There is a short (but, yet again, promotional) interview with director Renny Harlin which is interesting, but packed with way too much footage from the film. In the same token, there's a promotional interview with William Sadler, about how sinister he's supposed to be compared to the villains in the first film.
Two additional featurettes highlight some work done on two specific sequences, the snowmobile scene and the conveyor belt fight. They are decent behind-the-scenes pieces, but tend to often veer into promotional format utilizing lots of film footage. This is accompanied by a storyboard-to-film comparison reel where we see direct A-B comparisons between the designs and the actual finished product of one of the action sequences.
The visual effect breakdowns are five short looks at the making of some stunt material, and how it was accomplished with bluescreen photography and composite work. Original storyboards are also presented. Although there is no alternate angle feature, this is the best stuff on the disc, in my opinion.
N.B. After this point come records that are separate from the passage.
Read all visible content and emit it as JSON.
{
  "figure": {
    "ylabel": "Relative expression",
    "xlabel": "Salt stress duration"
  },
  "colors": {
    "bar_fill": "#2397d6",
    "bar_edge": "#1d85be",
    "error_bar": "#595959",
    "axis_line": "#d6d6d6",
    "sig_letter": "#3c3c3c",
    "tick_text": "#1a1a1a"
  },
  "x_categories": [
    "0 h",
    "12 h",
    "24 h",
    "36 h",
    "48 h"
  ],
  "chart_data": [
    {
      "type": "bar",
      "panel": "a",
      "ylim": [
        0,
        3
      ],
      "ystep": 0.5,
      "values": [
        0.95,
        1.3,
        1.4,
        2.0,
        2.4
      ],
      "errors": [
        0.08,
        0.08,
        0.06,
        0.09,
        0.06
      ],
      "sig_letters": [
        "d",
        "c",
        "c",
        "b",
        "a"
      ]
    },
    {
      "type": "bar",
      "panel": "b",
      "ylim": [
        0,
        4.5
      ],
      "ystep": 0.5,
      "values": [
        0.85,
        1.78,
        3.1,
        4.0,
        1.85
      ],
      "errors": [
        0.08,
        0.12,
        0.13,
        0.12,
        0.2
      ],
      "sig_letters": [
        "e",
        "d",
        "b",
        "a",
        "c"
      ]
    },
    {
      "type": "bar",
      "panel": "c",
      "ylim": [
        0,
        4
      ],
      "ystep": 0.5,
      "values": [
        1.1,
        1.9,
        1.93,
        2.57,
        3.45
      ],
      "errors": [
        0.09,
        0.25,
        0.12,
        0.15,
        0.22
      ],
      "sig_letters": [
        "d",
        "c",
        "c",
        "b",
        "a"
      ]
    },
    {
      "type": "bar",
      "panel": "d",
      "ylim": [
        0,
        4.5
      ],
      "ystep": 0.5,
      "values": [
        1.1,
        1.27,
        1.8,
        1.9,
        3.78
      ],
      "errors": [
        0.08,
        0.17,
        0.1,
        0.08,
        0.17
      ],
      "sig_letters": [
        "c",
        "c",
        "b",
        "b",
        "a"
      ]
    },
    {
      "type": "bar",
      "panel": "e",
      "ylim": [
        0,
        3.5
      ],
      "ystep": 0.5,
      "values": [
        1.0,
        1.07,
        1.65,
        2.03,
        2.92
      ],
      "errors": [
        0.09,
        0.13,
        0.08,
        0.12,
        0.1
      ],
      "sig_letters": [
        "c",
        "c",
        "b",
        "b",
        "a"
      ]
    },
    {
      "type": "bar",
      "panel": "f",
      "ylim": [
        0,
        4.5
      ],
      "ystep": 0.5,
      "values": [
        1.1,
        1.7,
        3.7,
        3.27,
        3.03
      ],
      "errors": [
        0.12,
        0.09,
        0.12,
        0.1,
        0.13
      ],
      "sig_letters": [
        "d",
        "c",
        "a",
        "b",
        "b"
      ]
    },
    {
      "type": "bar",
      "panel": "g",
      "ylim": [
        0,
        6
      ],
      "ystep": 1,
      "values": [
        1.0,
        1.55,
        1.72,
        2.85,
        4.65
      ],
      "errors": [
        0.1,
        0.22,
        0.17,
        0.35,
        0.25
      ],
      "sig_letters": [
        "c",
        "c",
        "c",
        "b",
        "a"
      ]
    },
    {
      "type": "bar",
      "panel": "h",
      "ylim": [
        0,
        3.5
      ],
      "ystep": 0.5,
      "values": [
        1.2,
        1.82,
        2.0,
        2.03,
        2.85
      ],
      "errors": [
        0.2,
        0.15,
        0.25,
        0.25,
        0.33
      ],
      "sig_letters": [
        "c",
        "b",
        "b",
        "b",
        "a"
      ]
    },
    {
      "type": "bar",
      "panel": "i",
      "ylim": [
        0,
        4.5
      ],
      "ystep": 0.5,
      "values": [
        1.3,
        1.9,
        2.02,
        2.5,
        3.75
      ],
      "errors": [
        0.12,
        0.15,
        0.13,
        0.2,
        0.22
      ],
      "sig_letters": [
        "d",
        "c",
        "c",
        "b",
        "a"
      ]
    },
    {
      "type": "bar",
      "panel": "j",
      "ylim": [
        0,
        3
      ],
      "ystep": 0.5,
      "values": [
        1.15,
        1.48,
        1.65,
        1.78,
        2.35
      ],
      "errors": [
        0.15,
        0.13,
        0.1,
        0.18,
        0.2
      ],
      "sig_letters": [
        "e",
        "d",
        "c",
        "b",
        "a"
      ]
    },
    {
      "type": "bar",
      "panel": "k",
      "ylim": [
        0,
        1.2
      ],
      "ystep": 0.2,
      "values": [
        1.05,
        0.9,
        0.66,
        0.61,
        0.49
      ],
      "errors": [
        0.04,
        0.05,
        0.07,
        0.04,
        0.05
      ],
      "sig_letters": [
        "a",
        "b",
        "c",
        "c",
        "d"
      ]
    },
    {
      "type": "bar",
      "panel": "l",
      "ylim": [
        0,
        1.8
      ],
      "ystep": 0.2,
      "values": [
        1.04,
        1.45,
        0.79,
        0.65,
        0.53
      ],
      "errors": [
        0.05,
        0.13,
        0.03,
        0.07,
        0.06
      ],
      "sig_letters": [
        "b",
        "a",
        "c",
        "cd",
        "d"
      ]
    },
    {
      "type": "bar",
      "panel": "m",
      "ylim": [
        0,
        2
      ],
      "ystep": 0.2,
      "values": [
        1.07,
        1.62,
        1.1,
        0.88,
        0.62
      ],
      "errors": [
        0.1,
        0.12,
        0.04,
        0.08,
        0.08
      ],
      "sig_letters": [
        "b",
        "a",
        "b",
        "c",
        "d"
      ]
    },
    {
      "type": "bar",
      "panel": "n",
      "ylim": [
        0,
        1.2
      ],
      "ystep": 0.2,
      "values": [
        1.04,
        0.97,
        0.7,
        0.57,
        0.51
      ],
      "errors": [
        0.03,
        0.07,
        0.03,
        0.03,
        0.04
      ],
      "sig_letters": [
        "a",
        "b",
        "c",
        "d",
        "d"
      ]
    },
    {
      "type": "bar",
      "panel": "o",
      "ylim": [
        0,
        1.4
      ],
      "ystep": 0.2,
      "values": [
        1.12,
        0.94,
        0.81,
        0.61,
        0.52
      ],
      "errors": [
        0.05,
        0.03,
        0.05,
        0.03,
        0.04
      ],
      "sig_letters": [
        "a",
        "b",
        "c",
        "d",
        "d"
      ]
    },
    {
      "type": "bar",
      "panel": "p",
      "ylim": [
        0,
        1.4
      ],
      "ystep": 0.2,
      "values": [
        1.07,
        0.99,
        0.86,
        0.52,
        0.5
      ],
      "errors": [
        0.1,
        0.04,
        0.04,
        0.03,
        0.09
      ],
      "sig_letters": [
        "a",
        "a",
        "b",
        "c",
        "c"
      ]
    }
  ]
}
Everything is rounded off with four original trailers (in very good condition with excellent Dolby Surround audio) and a TV spot, along with THX Optimode calibrations tests. It should also be mentioned that the suppliments all have extremely high quality video, probably due to the very high bitrate at which the whole disc runs. Both discs feature superb animated menus that are very cool without being too slow or annoying. While a lot of the supplements are very "commercial," it's still a pretty solid package.
Extras Grade: A-
Final CommentsI wisely held off purchasing any of the original Die Hard DVDs because I found them, frankly, really disappointing. I don't hold a grudge, though, and figure we'd eventually see the discs revisited, and I'm glad I was right. Judging from this disc, this trilogy is getting an impressive re-birth. Die Hard 2 is pretty wild and furious action film, and the disc delivers the goods. Get ready to blow up your living room.